With respect to providers not already enrolled with another State Medicaid Agency (SMA) or Medicare,
pursuant to section 1135(b)(1) and (b)(2) of the Act, CMS waives the following screening requirements:
licensing requirements, and site visits, so the state may provisionally, temporarily enroll the providers for
the duration of the PHE.

CMS is granting this waiver authority to allow the state to temporarily enroll providers who are not currently
enrolled with another SMA or Medicare so long as the state meets the following minimum requirements:

  1. Must collect minimum data requirements in order to file and process claims, including, but not
    limited to NPI.
  2. Must collect Social Security Number, Employer Identification Number, and Taxpayer Identification
    Number (SSN/EIN/TIN), as applicable, in order to perform the following screening requirements: 

    a. OIG exclusion list
    b. State licensure – provider must be licensed, and legally authorized to practice or deliver the
    services for which they file claims, in at least one state/territory

  3. The state must also:

    a. Issue no new temporary provisional enrollments after the date that the PHE is lifted,
    b. Cease payment to providers who are temporarily enrolled within six months from the
    termination of the PHE, including any extensions, unless a provider has submitted an
    application that meets all requirements for Medicaid participation and that application was
    subsequently reviewed and approved by the state before the end of the six-month period after
    the termination of the PHE, including any extensions, and
    c. Allow a retroactive effective date for provisional temporary enrollments that is no earlier than
    April 11, 2026.

Allow out-of-state provider reimbursement

Your State Medicaid Agency (SMA) currently has the authority to rely upon provider enrollment screenings
performed by other SMAs and by Medicare. This guidance can be found in section 1.5.3.B. of the Medicaid
Provider Enrollment Compendium (MPEC) https://www.medicaid.gov/sites/default/files/2021-05/mpec-
3222021.pdf

As a result, your SMA is authorized to provisionally, temporarily enroll providers who are enrolled with
another SMA or Medicare for the duration of the PHE.

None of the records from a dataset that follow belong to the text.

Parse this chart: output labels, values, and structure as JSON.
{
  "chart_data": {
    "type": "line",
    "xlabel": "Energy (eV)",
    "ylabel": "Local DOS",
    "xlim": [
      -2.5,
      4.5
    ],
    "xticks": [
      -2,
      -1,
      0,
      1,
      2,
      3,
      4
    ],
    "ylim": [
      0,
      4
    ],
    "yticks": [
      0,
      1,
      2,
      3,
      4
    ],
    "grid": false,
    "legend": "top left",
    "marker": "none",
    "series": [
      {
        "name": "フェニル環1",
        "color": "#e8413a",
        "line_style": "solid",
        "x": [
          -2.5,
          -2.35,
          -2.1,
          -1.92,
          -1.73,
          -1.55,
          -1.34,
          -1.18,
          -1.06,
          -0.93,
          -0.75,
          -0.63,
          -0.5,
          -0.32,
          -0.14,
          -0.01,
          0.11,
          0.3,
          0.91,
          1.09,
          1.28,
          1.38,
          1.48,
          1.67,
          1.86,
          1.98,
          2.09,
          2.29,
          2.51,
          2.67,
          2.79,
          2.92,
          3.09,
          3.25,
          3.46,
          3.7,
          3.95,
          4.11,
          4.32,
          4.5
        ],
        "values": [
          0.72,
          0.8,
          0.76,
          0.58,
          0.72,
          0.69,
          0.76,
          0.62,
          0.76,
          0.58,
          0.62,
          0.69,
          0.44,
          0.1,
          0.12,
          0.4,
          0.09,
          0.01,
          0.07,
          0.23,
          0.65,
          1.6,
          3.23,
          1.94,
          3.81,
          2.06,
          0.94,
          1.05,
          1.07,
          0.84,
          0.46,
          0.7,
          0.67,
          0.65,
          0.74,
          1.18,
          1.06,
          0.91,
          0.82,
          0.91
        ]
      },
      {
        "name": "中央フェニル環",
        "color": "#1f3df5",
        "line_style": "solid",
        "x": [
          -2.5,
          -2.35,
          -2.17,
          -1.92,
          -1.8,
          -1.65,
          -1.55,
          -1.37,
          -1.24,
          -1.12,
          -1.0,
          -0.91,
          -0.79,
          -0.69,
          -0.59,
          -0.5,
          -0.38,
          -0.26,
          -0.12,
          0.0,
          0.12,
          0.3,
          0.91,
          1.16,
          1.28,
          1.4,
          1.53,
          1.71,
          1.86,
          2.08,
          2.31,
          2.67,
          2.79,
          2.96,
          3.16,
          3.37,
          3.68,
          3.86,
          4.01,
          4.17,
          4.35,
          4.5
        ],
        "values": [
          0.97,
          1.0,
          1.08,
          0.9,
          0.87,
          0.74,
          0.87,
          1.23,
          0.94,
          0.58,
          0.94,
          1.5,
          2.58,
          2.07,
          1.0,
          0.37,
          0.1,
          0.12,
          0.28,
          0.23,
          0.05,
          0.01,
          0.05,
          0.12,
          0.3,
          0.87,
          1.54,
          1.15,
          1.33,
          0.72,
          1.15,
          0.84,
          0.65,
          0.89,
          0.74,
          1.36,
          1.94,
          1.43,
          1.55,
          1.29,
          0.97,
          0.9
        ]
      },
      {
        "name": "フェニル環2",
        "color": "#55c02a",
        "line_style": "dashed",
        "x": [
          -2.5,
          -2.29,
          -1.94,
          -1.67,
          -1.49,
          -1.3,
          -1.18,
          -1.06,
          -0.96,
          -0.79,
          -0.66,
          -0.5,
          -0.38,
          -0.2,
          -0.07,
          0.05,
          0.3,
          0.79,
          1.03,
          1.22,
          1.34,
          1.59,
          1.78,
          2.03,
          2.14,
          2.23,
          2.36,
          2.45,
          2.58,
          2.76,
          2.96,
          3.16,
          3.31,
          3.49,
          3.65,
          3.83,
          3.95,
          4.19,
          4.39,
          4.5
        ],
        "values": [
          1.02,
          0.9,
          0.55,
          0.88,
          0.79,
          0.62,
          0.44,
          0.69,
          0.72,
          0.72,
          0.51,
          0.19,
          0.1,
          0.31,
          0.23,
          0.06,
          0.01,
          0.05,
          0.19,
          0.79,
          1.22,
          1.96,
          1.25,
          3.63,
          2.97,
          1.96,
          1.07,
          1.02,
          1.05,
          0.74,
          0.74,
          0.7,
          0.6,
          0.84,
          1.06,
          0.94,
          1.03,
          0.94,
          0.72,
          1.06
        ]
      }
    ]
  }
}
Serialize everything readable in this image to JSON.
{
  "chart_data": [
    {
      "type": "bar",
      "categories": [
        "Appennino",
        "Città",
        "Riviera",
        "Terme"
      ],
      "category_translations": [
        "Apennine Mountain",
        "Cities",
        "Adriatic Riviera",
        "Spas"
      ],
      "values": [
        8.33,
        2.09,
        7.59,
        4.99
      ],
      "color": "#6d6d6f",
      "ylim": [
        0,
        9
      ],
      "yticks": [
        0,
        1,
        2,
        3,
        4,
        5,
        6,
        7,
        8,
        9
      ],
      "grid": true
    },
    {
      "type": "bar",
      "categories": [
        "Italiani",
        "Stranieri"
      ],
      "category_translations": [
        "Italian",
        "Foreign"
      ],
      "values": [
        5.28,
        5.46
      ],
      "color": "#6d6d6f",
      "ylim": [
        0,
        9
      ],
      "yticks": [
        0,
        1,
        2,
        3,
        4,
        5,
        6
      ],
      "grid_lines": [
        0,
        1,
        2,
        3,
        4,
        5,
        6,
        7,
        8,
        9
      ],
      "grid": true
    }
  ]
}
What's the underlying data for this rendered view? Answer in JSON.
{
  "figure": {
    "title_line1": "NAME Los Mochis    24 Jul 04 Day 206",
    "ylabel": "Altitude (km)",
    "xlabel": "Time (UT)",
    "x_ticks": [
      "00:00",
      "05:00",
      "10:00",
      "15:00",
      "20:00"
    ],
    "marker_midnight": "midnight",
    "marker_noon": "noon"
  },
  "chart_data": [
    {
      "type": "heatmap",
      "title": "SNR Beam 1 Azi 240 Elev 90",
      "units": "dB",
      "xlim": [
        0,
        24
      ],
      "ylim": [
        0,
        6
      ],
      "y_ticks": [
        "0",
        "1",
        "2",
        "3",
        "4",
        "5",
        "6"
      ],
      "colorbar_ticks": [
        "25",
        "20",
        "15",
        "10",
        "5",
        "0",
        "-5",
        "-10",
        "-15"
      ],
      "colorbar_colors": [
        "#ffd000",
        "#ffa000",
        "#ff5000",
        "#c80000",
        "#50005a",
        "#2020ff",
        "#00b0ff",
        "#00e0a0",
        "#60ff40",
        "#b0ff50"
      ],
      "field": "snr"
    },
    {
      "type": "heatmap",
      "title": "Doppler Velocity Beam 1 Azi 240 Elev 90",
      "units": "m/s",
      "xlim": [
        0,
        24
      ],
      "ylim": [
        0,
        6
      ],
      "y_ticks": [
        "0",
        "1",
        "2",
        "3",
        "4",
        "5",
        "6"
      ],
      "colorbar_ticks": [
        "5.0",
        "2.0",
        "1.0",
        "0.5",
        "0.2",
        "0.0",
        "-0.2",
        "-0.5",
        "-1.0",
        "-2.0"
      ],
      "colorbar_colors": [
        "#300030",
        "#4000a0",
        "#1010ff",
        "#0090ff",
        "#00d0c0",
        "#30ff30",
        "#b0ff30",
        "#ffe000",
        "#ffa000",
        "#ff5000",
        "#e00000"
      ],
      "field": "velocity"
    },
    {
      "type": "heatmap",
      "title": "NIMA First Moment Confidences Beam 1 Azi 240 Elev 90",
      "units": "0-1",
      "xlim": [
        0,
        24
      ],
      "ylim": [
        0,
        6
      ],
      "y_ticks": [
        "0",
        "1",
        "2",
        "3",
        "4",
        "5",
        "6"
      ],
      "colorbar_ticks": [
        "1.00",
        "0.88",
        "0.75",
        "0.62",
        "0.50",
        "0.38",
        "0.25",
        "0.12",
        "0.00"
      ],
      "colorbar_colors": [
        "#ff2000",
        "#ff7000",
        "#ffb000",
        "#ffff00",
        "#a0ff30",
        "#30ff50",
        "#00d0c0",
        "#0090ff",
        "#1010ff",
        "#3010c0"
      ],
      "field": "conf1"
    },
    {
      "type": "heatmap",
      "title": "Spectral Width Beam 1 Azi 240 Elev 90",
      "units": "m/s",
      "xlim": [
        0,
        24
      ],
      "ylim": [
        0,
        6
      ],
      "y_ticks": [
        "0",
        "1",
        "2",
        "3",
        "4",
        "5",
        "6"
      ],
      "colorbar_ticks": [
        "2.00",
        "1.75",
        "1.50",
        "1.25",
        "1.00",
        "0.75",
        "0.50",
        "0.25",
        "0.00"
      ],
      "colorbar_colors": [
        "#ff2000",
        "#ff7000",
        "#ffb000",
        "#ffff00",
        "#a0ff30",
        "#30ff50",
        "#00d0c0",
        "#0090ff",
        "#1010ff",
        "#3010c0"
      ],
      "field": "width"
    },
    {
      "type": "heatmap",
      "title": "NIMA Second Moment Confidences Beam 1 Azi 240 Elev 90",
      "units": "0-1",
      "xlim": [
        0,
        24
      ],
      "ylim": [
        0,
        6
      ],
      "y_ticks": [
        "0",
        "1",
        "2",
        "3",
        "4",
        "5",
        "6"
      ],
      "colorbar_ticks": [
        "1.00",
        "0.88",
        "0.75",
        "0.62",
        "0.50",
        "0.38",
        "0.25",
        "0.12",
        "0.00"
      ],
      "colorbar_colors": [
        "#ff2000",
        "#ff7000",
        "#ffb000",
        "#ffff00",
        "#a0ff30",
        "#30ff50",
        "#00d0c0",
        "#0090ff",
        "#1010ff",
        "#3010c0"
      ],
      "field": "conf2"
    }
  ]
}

As described in section 1.5.1.B.2.c of the MPEC, your SMA may reimburse otherwise payable claims from
out-of-state providers not enrolled with your SMA if the following criteria are met:

  1. The item or service is furnished by an institutional provider, individual practitioner, or pharmacy at
    an out-of-state/territory practice location– i.e., located outside the geographical boundaries of the
    reimbursing state/territory’s Medicaid plan,
  2. The National Provider Identifier (NPI) of the furnishing provider is represented on the claim,
  3. The furnishing provider is enrolled and in an “approved” status in Medicare or in another
    state/territory’s Medicaid plan,
  4. The claim represents services furnished, and
  5. The claim represents either:

     

    a. A single instance of care furnished over a 180-day period, or
    b. Multiple instances of care furnished to a single participant, over a 180-day period.

For claims for services provided to Medicaid participants enrolled with your SMA, CMS waives the fifth
criterion listed above under section 1135(b)(1) of the Act. Therefore, for the duration of the PHE, your SMA
may reimburse out-of-state providers for multiple instances of care to multiple participants, so long as the
other criteria listed above are met.